With that out of the way...
The basics of the boot process
First, you need to know how a bootloader works. When the system first starts up and the BIOS is in charge, it initializes all the devices necessary for boot. It then reads the CMOS to find out the correct device to boot from. It opens the first device, and reads the first 512 byte sector (where the MBR should be installed) into memory. Specifically, it transfers the first sector to physical address 0x7c00. If the last two bytes of the sector are 0x55aa, it considers it a valid bootsector, and executes it. At this point, the BIOS is out of the picture, and the MBR is executing. The MBR is far too small to boot most systems, so instead it boots the second stage of the bootloader. All it has to do is be able to locate and execute some data on the hard drive containing the rest of the bootloader. In this case, the core GRUB modules. At this point, GRUB is fully functional and does all its magic to load your kernel and start the operating system boot process. Now, how can malware hijack this?
Hijacking the process
If malware wants to modify your boot process to randomly make you boot with malicious code in play, it can do one of a few things. In order of increasing levels of sophistication and stealth:
It can modify the second stage bootloader or its configuration directly, so when it is executed, it changes its behavior at random, performing malicious actions during some boots.
It can modify the MBR at the first sector on the bootable drive to, at random, choose to load a different second stage bootloader. The different second stage would inject malicious code.

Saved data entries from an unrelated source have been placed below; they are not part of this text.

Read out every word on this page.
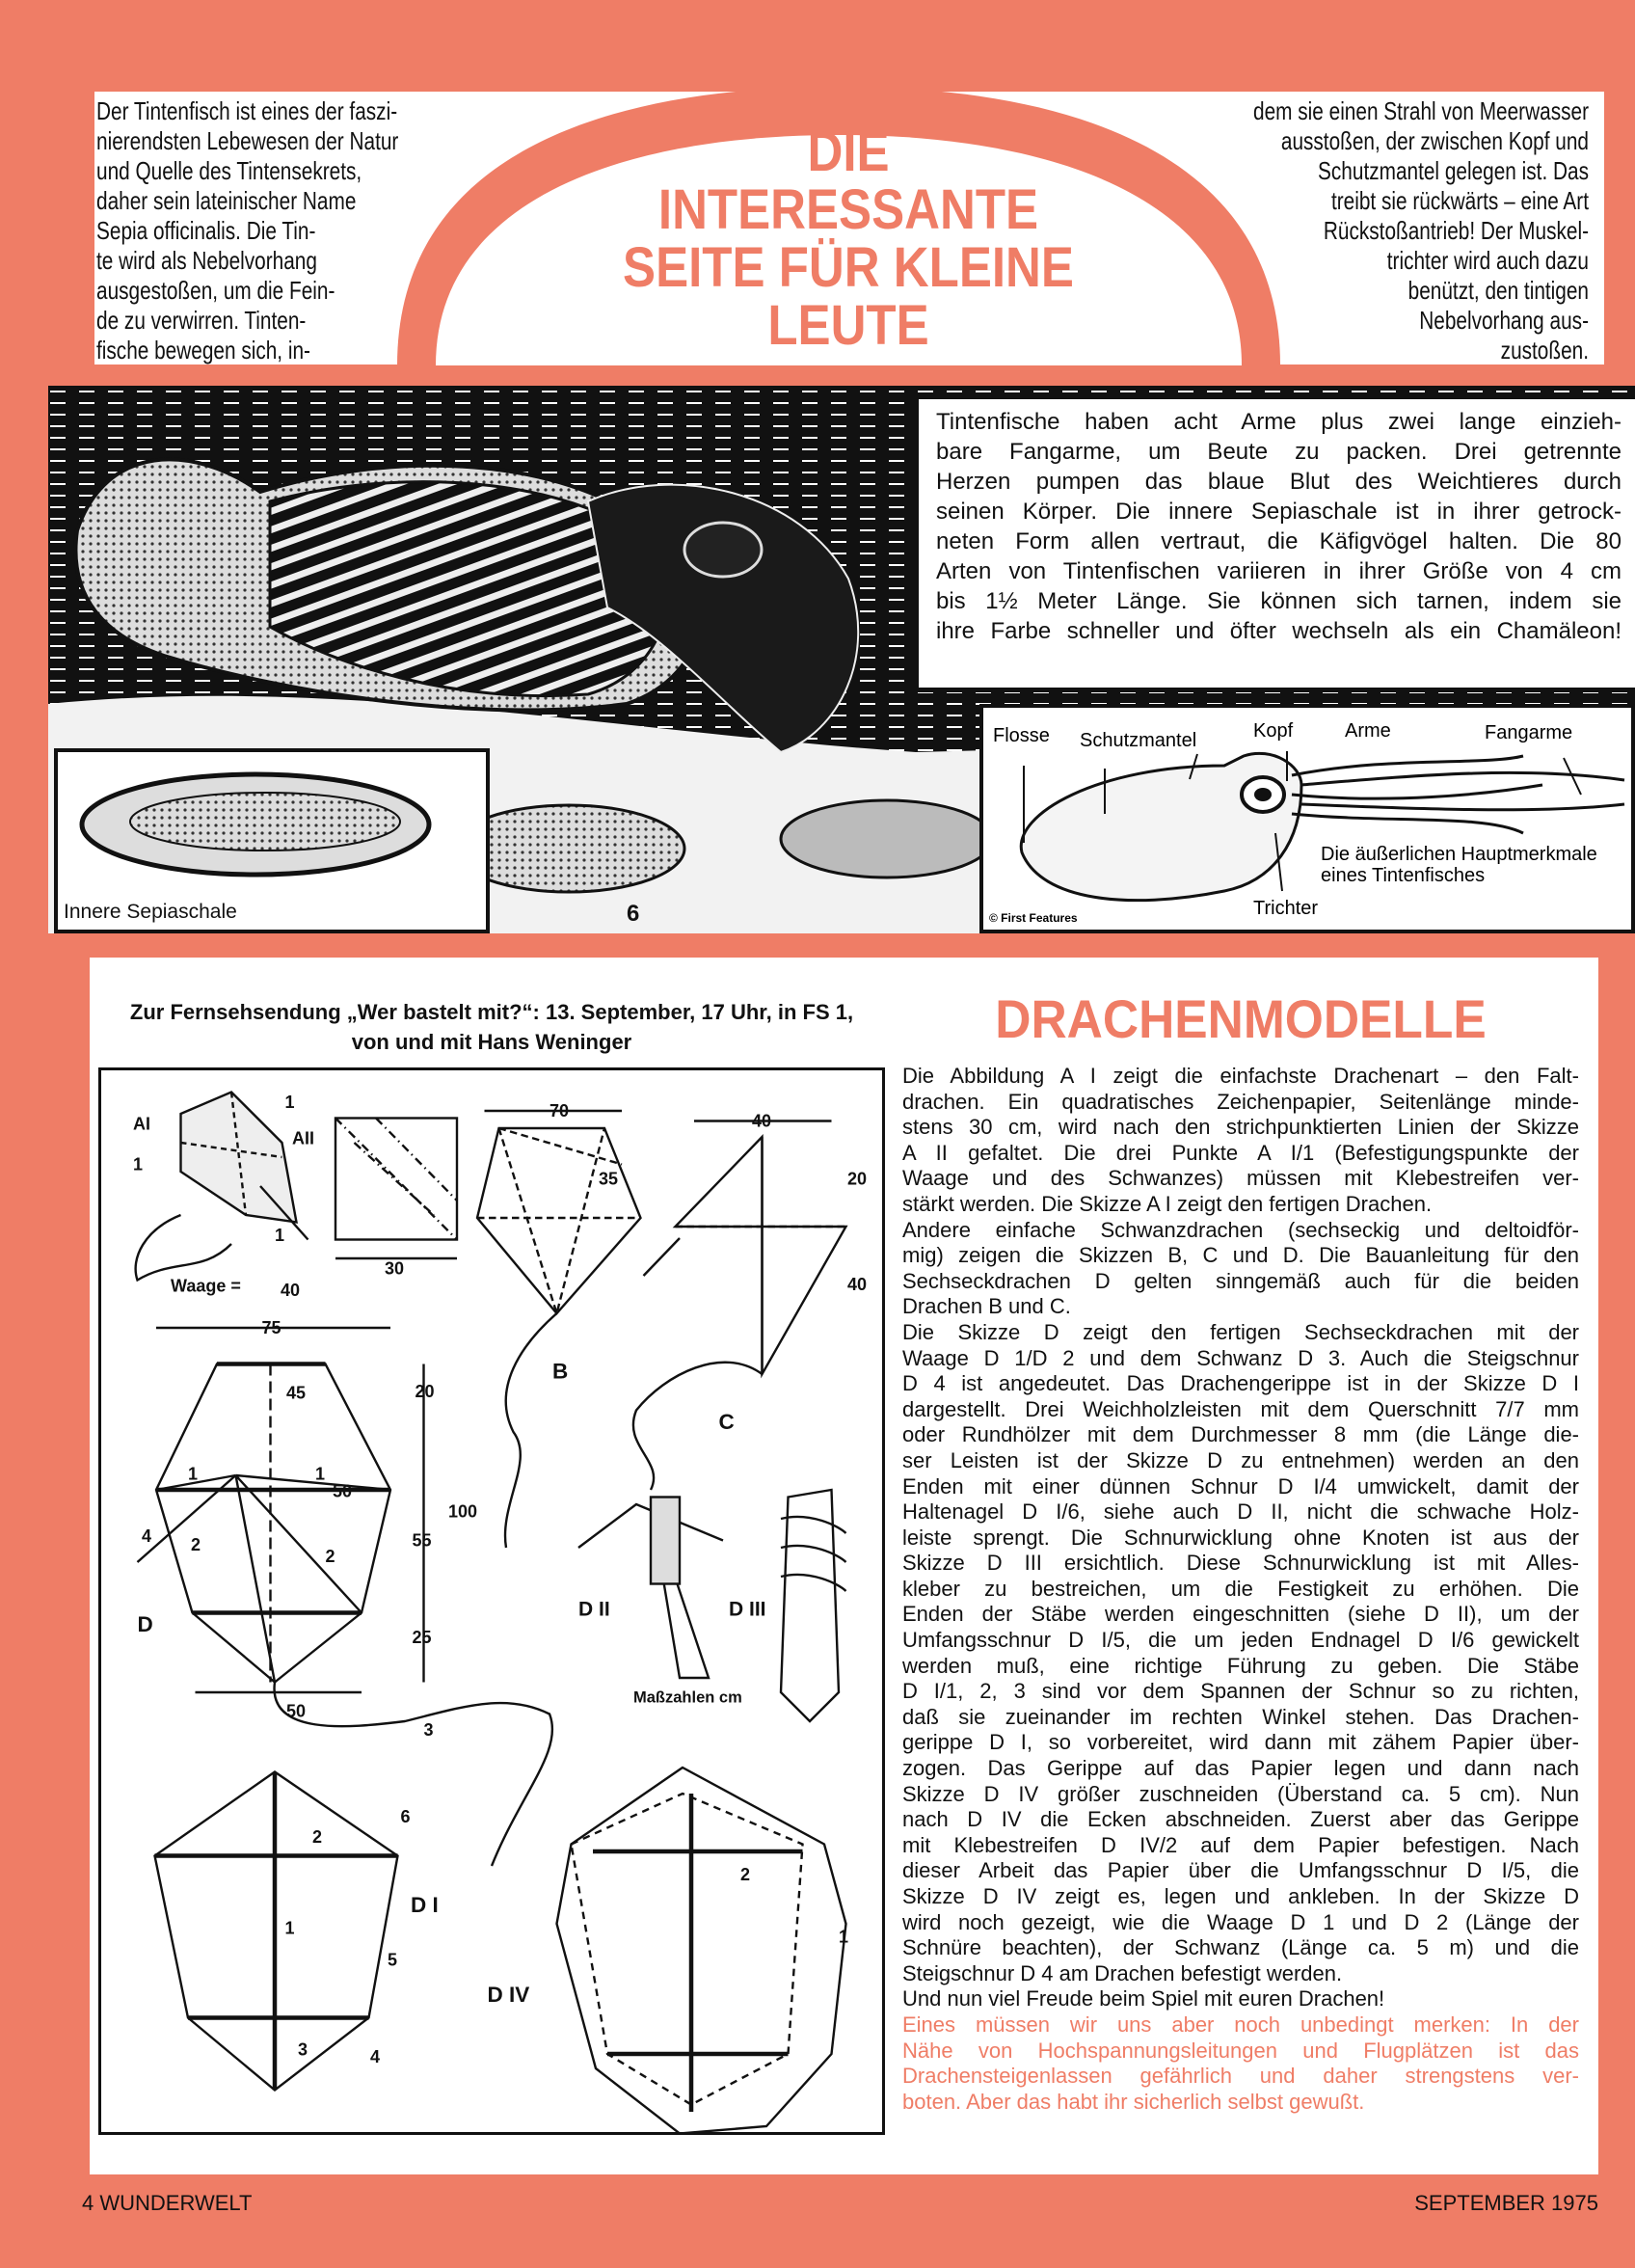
Der Tintenfisch ist eines der faszi-
nierendsten Lebewesen der Natur
und Quelle des Tintensekrets,
daher sein lateinischer Name
Sepia officinalis. Die Tin-
te wird als Nebelvorhang
ausgestoßen, um die Fein-
de zu verwirren. Tinten-
fische bewegen sich, in-
dem sie einen Strahl von Meerwasser
ausstoßen, der zwischen Kopf und
Schutzmantel gelegen ist. Das
treibt sie rückwärts – eine Art
Rückstoßantrieb! Der Muskel-
trichter wird auch dazu
benützt, den tintigen
Nebelvorhang aus-
zustoßen.
DIE
INTERESSANTE
SEITE FÜR KLEINE
LEUTE
6
Tintenfische haben acht Arme plus zwei lange einzieh-
bare Fangarme, um Beute zu packen. Drei getrennte
Herzen pumpen das blaue Blut des Weichtieres durch
seinen Körper. Die innere Sepiaschale ist in ihrer getrock-
neten Form allen vertraut, die Käfigvögel halten. Die 80
Arten von Tintenfischen variieren in ihrer Größe von 4 cm
bis 1½ Meter Länge. Sie können sich tarnen, indem sie
ihre Farbe schneller und öfter wechseln als ein Chamäleon!
Innere Sepiaschale
Flosse Schutzmantel	Kopf	Arme	Fangarme
Trichter
Die äußerlichen Hauptmerkmale
eines Tintenfisches
© First Features
Zur Fernsehsendung „Wer bastelt mit?“: 13. September, 17 Uhr, in FS 1,
von und mit Hans Weninger
AI
AII
1
1
1
Waage =	40
30
70
35
B
40
20
40
C
75
45	20
1	1
50
4	2
2
55
100
D
25
50
3
D II	D III
Maßzahlen cm
6
2
D I
1
5
3	4
D IV
2
1
DRACHENMODELLE
Die Abbildung A I zeigt die einfachste Drachenart – den Falt-
drachen. Ein quadratisches Zeichenpapier, Seitenlänge minde-
stens 30 cm, wird nach den strichpunktierten Linien der Skizze
A II gefaltet. Die drei Punkte A I/1 (Befestigungspunkte der
Waage und des Schwanzes) müssen mit Klebestreifen ver-
stärkt werden. Die Skizze A I zeigt den fertigen Drachen.
Andere einfache Schwanzdrachen (sechseckig und deltoidför-
mig) zeigen die Skizzen B, C und D. Die Bauanleitung für den
Sechseckdrachen D gelten sinngemäß auch für die beiden
Drachen B und C.
Die Skizze D zeigt den fertigen Sechseckdrachen mit der
Waage D 1/D 2 und dem Schwanz D 3. Auch die Steigschnur
D 4 ist angedeutet. Das Drachengerippe ist in der Skizze D I
dargestellt. Drei Weichholzleisten mit dem Querschnitt 7/7 mm
oder Rundhölzer mit dem Durchmesser 8 mm (die Länge die-
ser Leisten ist der Skizze D zu entnehmen) werden an den
Enden mit einer dünnen Schnur D I/4 umwickelt, damit der
Haltenagel D I/6, siehe auch D II, nicht die schwache Holz-
leiste sprengt. Die Schnurwicklung ohne Knoten ist aus der
Skizze D III ersichtlich. Diese Schnurwicklung ist mit Alles-
kleber zu bestreichen, um die Festigkeit zu erhöhen. Die
Enden der Stäbe werden eingeschnitten (siehe D II), um der
Umfangsschnur D I/5, die um jeden Endnagel D I/6 gewickelt
werden muß, eine richtige Führung zu geben. Die Stäbe
D I/1, 2, 3 sind vor dem Spannen der Schnur so zu richten,
daß sie zueinander im rechten Winkel stehen. Das Drachen-
gerippe D I, so vorbereitet, wird dann mit zähem Papier über-
zogen. Das Gerippe auf das Papier legen und dann nach
Skizze D IV größer zuschneiden (Überstand ca. 5 cm). Nun
nach D IV die Ecken abschneiden. Zuerst aber das Gerippe
mit Klebestreifen D IV/2 auf dem Papier befestigen. Nach
dieser Arbeit das Papier über die Umfangsschnur D I/5, die
Skizze D IV zeigt es, legen und ankleben. In der Skizze D
wird noch gezeigt, wie die Waage D 1 und D 2 (Länge der
Schnüre beachten), der Schwanz (Länge ca. 5 m) und die
Steigschnur D 4 am Drachen befestigt werden.
Und nun viel Freude beim Spiel mit euren Drachen!
Eines müssen wir uns aber noch unbedingt merken: In der
Nähe von Hochspannungsleitungen und Flugplätzen ist das
Drachensteigenlassen gefährlich und daher strengstens ver-
boten. Aber das habt ihr sicherlich selbst gewußt.
4 WUNDERWELT	SEPTEMBER 1975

It could modify your BIOS so it loads a different, malicious MBR for some boots. This is more difficult to pull off, but it is possible. BIOS infections are quite rare.
It could modify the hard drive firmware to return malicious data in the first sector randomly. This would require a very high level of expertise, and is exceedingly rare (virtually unheard of).
The displayed symptoms
But here's the important question... Are the symptoms you are describing indicative of any of the above scenarios? Let's look at the symptoms as you described them, one by one:
Your bootloader counted down from 25 seconds, despite you having set the timeout lower.
Your Ubuntu installation occasionally has a blank screen after you log in, or randomly reboots.
It rebooted itself without you commanding it to do so when it loaded GRUB.
Are these symptoms of a bootkit? No. The first issue is most likely a configuration issue. Every update, your Ubuntu installation updates the GRUB configuration file. The configuration file is very complex and has a large number of conditional statements. It would not be surprising if your settings are occasionally overwritten. The second issue just sounds like a bug in Ubuntu. Perhaps a driver for your hardware is buggy. I had an old Ubuntu system that did something similar. An update fixed it. Your third issue sounds like a bug in GRUB, or perhaps a hardware fault. All you are experiencing is the bugginess of software. As bugs are still annoying, you could try reinstalling GRUB, or resetting the configuration. Perhaps look online to see if there are any known errata for your software. Check your system logs to see if it is reporting an application crashing that may lead to the blank screen. And, of course, make sure you are up to date, so you get all the latest bug fixes for your setup.
Malware wants to be stealthy. It doesn't want its presence to be found out. Malware that is good enough to hijack your boot process will be very stealthy, and won't give away its existence through something as tantalizingly simple as a spontaneous crash. So no, this is not malware.